Oh, and did I mention, May is also Asian Pacific American Heritage Month? Have you hugged all the immigrants at your local ramen joint this morning?

No?

Well, have you greeted your fellow APAs with hearty salutations delivered in different languages just to show off the great ethnic diversity within our big rice bowl of a community?

No?

Celebratory chest bump, anyone?

For many years I’ve remarked how during May, while on my normal social rounds, I never hear as much as a peep from anyone about Heritage month. It’s always some forced official celebration at some government building in a place with white shirts, gray suits and lots of flags and hula skirts, because nothing says “Asian” like girls in coconut shell bra cups.
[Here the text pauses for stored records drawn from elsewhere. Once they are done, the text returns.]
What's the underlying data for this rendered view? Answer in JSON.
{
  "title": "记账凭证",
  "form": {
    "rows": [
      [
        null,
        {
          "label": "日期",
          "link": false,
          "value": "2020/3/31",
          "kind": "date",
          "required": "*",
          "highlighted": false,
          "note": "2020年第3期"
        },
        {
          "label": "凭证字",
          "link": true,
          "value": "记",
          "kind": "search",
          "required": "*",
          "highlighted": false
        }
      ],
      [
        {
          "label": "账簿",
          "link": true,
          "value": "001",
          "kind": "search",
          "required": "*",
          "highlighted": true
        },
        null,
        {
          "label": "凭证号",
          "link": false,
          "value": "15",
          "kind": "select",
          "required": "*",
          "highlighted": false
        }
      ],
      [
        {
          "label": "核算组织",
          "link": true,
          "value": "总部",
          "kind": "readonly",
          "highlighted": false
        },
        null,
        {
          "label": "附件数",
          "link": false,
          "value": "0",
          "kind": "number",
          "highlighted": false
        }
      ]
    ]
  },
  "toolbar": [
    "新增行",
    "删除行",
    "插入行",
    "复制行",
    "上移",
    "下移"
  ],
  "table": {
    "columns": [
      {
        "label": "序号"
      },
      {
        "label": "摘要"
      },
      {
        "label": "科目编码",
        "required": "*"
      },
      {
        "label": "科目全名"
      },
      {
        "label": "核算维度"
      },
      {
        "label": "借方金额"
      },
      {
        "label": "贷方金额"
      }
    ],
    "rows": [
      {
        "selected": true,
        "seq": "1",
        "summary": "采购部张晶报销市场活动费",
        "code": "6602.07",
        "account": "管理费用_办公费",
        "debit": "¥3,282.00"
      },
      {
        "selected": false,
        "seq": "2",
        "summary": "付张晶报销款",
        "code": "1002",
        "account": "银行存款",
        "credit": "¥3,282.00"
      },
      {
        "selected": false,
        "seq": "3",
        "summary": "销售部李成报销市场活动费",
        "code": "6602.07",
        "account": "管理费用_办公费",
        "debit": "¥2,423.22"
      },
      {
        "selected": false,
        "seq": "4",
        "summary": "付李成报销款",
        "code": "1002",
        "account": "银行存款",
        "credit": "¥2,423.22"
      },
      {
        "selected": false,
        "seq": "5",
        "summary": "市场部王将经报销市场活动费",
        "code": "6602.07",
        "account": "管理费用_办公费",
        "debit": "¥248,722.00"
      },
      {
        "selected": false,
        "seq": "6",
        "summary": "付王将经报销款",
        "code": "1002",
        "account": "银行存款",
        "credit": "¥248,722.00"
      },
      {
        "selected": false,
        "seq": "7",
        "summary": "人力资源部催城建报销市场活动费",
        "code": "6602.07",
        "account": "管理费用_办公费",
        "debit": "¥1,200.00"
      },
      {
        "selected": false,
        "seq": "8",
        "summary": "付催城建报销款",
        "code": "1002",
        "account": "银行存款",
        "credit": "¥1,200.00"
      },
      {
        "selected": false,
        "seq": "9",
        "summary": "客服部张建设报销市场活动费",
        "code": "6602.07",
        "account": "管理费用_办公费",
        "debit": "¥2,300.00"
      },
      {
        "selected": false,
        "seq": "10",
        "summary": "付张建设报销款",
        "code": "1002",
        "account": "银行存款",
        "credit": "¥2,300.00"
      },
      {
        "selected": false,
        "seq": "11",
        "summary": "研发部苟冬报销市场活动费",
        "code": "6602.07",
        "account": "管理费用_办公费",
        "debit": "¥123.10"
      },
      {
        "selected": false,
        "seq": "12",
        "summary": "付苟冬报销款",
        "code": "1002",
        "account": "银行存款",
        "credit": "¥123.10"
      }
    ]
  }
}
Certainly, the month doesn’t prompt any unsolicited Hallmark cards, emails or tweets. Nothing. Now, I know we’re not talking Chanukah, Christmas or even Kwanzaa. But for diversity advocates, this is our time, our month—by law.

The truth is no one these days really cares about Asian Pacific American Heritage Month.

That’s why I’ve given up being a mere Heritage Month Scrooge. This time, I’m going a little further.

Abolish the thing already. If no one really cares about it, and no one really celebrates it with zeal, no one will care if we shred all the proclaiming documents with a samurai sword.

Of course, killing the thing will take an act of Congress.

A SHORT HISTORY
It all started in the nation’s capital. According to the Organization of Chinese Americans, Jeanie F. Jew, a board member and a staff person on Capitol Hill, was miffed by the exclusion of Asian Americans in the Bicentennial celebration in 1976. So Jew teamed up with Ruby Moy, a staffer with then-Rep. Frank Horton, and the two of them got the late congressman to push for a week to honor all Asian Americans.

Horton, no dummy, enlisted then-Rep. Norman Mineta, the godfather of Asian American politicos, to co-sponsor a bill declaring the week starting from May 4 as “Pacific/Asian American Heritage Week.”

A week for Asian Pacific Americans would seem to be a slam dunk, right? But it wasn’t.

It took 14 years in all to achieve the thing we proudly view with indifference. Jimmy Carter did pass the first proclamation in 1978. But that was for an “Asian Pacific American Heritage Week.”

Some full course Chinese banquets lasted longer.

It took another 12 years to get the votes to turn the week into a month under Bush the First. And then it took another two years to turn the bill into an automatic law that didn’t require a new vote every single year. Finally, in 1992, the law was passed requiring the president to proclaim annually that the United States observed May “with appropriated programs, ceremonies and activities.”

Since 1992, it’s been the law. Have you felt the love?

One time my local public library asked me to display my bolo knife.

But just once.

DEATH TO HERITAGE MONTH?
I say if we’re not into celebrating the damn thing for real, then kill it off.

I don’t mean to disrespect the efforts of those pioneering folks who pushed for the celebratory month. But the month has become a kind of anachronism. Born in a time immediately after the push for affirmative action, the mindset now for diversity has changed. When you have a black President and three Asian American cabinet secretaries, after a generation of awareness/history months and festivals and events, Asian Americans and minorities are far from invisible. The ante’s been raised beyond mere window dressing.

We’ve gone beyond the need for a ceremonial law that mandates a half-hearted national celebration. We no longer need a congressionally legislated egg roll buffet for federal and state offices each year. We need a whole lot more, like assurances that we are included in areas where an Asian face is still a rarity. Or that language access to health care and education is no longer an issue.

APA Heritage Month? At this point, who needs it? Press the government for real inclusion and meaningful legislation. Want a sense of history? Put a copy of Ron Takaki’s book next to your bed and read a section of it every night instead. That should help keep the dream alive. But May? Did I mention it’s National Salad Month?